Public school districts in Mississippi will be under funded by more than $200 million for the next school year. That's according to district-by-district calculations released by an education watch dog group. As MPB's Mark Rigsby reports, districts across the state will be soon be notifying teachers of their employment status.
According to statistics from The Parents' Campaign, public schools in Mississippi will get hundreds of millions of dollars from the state legislature below what the law requires under the Mississippi Adequate Education Program, the state's public school funding formula. Nancy Loome, the group's Executive Director, says if you take out the $100 million teacher pay raise approved in 2014, school districts today are getting less.
"They're funded at a level that is significally less than what they received 10 years ago. It's a problem. Schools are really struggling to keep their heads above water and provide children a quality education."
The state of Mississippi is currently facing tight budget times.

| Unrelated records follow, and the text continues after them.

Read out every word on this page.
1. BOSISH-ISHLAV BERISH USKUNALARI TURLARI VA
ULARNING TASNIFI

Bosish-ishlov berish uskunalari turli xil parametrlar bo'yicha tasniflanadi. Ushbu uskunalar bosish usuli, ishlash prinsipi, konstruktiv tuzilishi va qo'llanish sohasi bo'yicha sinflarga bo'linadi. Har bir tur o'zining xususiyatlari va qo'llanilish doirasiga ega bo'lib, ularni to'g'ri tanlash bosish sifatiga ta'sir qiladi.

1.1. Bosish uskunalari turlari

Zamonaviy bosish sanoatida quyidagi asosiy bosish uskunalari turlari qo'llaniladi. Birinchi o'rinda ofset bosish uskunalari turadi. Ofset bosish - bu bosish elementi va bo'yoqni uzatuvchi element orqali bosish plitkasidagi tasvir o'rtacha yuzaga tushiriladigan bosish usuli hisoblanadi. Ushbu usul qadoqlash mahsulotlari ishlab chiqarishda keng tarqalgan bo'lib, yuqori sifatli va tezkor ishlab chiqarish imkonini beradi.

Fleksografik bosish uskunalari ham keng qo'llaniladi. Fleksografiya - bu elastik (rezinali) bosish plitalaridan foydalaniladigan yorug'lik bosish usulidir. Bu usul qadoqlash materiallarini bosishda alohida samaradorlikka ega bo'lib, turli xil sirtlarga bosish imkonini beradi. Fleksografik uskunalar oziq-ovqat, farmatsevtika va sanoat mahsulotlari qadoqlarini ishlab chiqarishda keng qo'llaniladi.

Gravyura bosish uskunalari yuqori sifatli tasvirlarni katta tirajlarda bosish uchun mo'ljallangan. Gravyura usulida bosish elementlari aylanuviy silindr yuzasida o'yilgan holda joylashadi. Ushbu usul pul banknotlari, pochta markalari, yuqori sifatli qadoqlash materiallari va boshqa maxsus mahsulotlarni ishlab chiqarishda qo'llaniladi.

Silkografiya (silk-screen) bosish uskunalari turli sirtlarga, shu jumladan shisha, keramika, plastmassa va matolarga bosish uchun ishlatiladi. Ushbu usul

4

State tax revenue has not met projections, which means there's less money to go around. Kimberly Woodard is the Business Manager for the Alcorn County School District. She says there will be no teacher layoffs in her district next year when employment notifications are given at the end of the week.
"Sometimes it means the teacher is retiring. We do that through attrition. Maybe we don't replace that particular teacher. That would mean, maybe we increase class sizes. Which is not ideal for our students each year.That's one of the things we would have to do."
The state's public school funding formula has been fully funded only twice in 20 years.